If $g_1,\ldots ,g_m\in\bar {A}_n$, then $g_1\cdots g_m\rightarrow (\bar {1}\bar {2})\cdots (\bar {1}\bar {2})=(\bar {1}\bar {2} )^m.$ Clearly $(\bar {1}\bar {2})^m=(\bar {1})(\bar {2})$ if and only if m is even. Thus $g_1\cdots g_m\in A_n$ if and only if m is even. A cycle $(12\cdots k)=(1k)\cdots (12)$ decomposes into k-1 transpositions. Therefore a cycle of length k is in A_n if and only if k is odd. By the decomposition into disjoint cycles of any element of S_ n we conclude as follows:

* A permutation belong to A_n if and only if it has an even number of cycles of even length.

Elements of A_n are called even permutations. Elements of $\bar {A}_n$ are called odd permutations. We call A_n the alternat ing group of degree n.

A group is simple if it has no normal subgroups other that itself and 1.

Theorem (Simplicity of ${\bf A}_n)$ The alternating group of degree n is simple; $n\neq 4.$

Proof: The group A₃ is easily seen to be simple. When n=4 we have the normal subgroup 1, (12)(34), (13)(24), (14)(23) in A₄, so A₄ is not simple. Assume $n\geq 5.$

Step 1 A_n is generated by the 3-cycles. [In fact A_n is generated by the n-2 3-cycles $\{ (12k):k\geq 3\}.]$

Indeed, any element of A_n is a product of transpositions of the form (ab)(cd) or (ab)(ac). Since (ab)(cd)=(acb) (acd) and (ab)(ac)=(acb) we conclude that A_n is generated by the 3-cycles. Furthermore, (1a2)=(12a)^-1, (1ab)=(12b)(12a)^-1, (2ab)=(12b)^{- 1}(12a), and (abc)=(12a)^-1(12c)(12b)^-1(12a), which shows that every 3-cycle is generated by a cycle of the form (12k).

Step 2 If H is a normal subgroup of A_n and H contains a 3-cycle, then H=A_n.

Without loss $(123)\in H.$ Then $(12k)=((12)(3k))(123)^{-1}((12)(3k))^{-1}=((123)^{-1})^{(12 )(3k)}\in H,$ by normality. Thus A_n=<(12k): all $k\geq 3>\leq H,$ and H=A_n.

We now assume that $H(\neq 1$) is normal in A_n. The idea is to show that H contains a 3-cycle, necessarily. We then invoke Step 2 to conclude the proof. Consider the exhausting possibilities examined below.
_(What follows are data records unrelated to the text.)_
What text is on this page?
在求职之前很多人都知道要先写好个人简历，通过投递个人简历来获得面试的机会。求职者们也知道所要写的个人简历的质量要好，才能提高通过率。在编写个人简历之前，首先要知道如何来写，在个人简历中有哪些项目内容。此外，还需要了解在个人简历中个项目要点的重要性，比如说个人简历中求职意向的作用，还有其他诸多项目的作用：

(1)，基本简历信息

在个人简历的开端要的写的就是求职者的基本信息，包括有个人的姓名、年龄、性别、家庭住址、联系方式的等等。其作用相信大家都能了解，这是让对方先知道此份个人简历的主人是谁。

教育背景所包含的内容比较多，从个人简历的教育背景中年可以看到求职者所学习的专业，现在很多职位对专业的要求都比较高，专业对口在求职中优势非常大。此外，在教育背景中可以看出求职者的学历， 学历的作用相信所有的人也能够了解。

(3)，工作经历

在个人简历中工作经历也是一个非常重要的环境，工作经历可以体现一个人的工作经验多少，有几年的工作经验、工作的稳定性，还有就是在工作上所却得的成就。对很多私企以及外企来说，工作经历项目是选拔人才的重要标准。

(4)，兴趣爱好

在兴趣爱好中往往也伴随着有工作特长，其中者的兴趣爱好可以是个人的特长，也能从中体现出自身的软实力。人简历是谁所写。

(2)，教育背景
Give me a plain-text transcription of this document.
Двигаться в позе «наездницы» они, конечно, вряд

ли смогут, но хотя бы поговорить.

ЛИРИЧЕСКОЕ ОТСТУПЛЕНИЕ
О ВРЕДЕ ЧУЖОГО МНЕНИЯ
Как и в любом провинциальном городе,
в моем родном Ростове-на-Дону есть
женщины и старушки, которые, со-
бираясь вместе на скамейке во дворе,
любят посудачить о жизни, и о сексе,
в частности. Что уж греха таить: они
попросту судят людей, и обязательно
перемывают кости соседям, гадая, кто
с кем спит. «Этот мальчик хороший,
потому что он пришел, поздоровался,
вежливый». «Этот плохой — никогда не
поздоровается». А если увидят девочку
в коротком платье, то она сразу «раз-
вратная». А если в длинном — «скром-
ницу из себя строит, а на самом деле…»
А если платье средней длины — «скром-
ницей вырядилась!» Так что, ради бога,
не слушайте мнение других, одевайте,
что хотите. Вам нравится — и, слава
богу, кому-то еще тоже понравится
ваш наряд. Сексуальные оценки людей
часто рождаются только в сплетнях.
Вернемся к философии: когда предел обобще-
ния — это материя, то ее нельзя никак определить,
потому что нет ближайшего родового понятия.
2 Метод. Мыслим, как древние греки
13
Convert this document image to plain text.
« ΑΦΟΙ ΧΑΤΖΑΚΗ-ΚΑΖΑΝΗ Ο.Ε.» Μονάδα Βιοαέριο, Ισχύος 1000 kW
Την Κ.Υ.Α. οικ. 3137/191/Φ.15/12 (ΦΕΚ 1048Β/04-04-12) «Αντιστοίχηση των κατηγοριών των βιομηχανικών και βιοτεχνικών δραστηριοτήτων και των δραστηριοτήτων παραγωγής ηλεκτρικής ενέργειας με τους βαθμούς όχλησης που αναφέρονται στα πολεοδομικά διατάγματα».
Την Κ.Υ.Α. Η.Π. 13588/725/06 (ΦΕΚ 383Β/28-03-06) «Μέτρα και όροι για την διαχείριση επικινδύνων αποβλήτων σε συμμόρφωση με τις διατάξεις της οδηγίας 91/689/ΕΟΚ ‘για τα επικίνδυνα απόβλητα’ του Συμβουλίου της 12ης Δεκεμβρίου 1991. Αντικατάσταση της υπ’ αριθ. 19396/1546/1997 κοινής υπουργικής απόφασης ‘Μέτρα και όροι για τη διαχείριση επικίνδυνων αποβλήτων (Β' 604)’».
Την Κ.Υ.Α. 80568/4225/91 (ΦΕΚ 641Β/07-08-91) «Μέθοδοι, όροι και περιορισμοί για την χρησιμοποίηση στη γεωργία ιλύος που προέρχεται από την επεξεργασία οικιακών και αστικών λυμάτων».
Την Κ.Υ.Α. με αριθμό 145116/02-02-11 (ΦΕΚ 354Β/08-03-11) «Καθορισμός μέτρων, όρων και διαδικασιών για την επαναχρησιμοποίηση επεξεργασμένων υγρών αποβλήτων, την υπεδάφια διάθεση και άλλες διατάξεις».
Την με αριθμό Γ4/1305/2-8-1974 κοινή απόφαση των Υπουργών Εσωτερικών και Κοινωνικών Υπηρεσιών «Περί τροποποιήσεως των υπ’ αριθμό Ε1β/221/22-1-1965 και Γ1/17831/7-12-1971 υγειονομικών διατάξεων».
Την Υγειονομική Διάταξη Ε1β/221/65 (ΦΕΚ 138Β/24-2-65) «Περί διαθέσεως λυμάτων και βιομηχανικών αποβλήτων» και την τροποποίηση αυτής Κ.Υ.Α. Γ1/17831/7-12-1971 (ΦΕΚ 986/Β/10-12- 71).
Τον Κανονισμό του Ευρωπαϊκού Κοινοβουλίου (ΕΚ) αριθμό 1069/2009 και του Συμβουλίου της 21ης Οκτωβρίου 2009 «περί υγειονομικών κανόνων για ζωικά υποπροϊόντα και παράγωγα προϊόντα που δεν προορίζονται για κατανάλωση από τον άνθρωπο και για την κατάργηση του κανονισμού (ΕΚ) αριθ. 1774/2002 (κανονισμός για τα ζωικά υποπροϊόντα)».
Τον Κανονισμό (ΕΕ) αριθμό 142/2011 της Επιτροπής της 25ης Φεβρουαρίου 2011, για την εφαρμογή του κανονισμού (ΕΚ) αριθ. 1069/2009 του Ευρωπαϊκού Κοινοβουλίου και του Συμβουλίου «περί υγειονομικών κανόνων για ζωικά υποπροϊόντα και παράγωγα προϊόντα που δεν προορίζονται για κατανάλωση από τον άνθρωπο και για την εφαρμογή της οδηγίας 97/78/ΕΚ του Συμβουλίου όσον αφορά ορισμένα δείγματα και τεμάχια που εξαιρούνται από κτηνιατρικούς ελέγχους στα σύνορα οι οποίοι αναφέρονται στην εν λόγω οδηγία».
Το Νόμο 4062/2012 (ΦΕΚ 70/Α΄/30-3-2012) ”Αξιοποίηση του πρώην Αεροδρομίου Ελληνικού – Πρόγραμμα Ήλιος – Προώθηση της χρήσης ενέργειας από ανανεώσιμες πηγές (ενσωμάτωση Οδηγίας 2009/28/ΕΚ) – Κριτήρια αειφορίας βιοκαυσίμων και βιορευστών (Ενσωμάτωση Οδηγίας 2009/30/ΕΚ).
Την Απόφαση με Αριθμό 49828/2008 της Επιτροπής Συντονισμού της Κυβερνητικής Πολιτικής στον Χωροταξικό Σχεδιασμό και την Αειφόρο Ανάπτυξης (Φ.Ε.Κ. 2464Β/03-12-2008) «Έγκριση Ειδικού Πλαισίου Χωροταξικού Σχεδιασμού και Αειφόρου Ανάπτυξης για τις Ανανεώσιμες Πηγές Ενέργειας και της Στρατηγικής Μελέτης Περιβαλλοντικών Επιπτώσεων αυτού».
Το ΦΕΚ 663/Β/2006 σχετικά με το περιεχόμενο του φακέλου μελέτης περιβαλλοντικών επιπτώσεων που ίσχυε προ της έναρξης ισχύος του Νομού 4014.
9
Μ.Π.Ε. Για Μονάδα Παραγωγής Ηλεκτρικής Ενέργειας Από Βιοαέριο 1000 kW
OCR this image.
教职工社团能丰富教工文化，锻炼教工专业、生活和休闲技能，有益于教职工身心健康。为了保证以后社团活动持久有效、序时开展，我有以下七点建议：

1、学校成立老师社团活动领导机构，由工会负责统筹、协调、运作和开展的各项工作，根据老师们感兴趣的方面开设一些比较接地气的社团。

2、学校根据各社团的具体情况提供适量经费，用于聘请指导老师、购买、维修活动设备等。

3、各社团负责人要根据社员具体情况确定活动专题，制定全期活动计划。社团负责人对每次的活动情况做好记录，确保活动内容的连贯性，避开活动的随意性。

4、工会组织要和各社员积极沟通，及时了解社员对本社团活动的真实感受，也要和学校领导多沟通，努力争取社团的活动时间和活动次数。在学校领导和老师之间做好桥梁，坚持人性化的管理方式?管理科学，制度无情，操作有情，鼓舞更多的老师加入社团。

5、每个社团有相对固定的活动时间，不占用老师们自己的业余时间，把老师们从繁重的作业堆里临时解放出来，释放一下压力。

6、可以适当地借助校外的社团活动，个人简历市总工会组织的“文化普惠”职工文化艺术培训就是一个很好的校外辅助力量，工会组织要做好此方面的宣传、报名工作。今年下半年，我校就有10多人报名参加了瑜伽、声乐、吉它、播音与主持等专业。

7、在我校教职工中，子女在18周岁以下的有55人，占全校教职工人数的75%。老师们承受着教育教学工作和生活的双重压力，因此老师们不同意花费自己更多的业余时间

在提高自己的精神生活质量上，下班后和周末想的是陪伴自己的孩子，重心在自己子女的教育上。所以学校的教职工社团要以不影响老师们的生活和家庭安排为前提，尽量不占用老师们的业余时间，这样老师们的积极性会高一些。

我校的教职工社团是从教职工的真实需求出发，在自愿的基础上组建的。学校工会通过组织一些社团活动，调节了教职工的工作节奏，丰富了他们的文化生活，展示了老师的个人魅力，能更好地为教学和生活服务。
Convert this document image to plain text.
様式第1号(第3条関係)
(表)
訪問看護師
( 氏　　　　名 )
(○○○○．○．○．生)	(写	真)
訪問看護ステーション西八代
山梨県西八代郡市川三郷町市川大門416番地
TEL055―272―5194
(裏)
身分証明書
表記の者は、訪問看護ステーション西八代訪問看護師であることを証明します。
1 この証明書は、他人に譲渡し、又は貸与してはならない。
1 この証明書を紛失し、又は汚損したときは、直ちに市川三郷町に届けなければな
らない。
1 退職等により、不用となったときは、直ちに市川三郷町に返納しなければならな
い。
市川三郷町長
Case 1. Without loss assume that H contains $\sigma =(12\cdots r)\tau ,$ where $r\geq 4,$ and $\tau$ is disjoint of $\{1,2,\ldots ,r\}.$ Then, by the normality of H, H contains $\sigma^{-1}\sigma^{(123)}=(12r).$ We are done by Step 2.

Case 2. Assume without loss that $\sigma =(123)(456 )\tau\in H,$ where $\tau$ is a product of disjoint transpositions. Then H contains $\sigma^{ -1}\sigma^{(124)}=(14263).$ We are done by Step 1.

Case 3. Assume without loss that $(123)\tau\in H,$ with $\tau$ a product of disjoint transpositions. Then H contains $(123)\tau (123) \tau =(132),$ and we are done by Step 2.

Case 4. Assume that H contains elements that are products of disjoint transpositions. Without loss let $(12)(34)\tau$ be such an element of H. Then $(12)(34)\tau ((12)(34)\tau )^{(123)}=(13)(24)\in H.$ Since $n\geq 5,$ consider $(123)\in A_n.$ By normality H contains (13)(24)((13)(24 ))⁽¹³⁵⁾=(135), and we are done by Step 2. This ends the proof.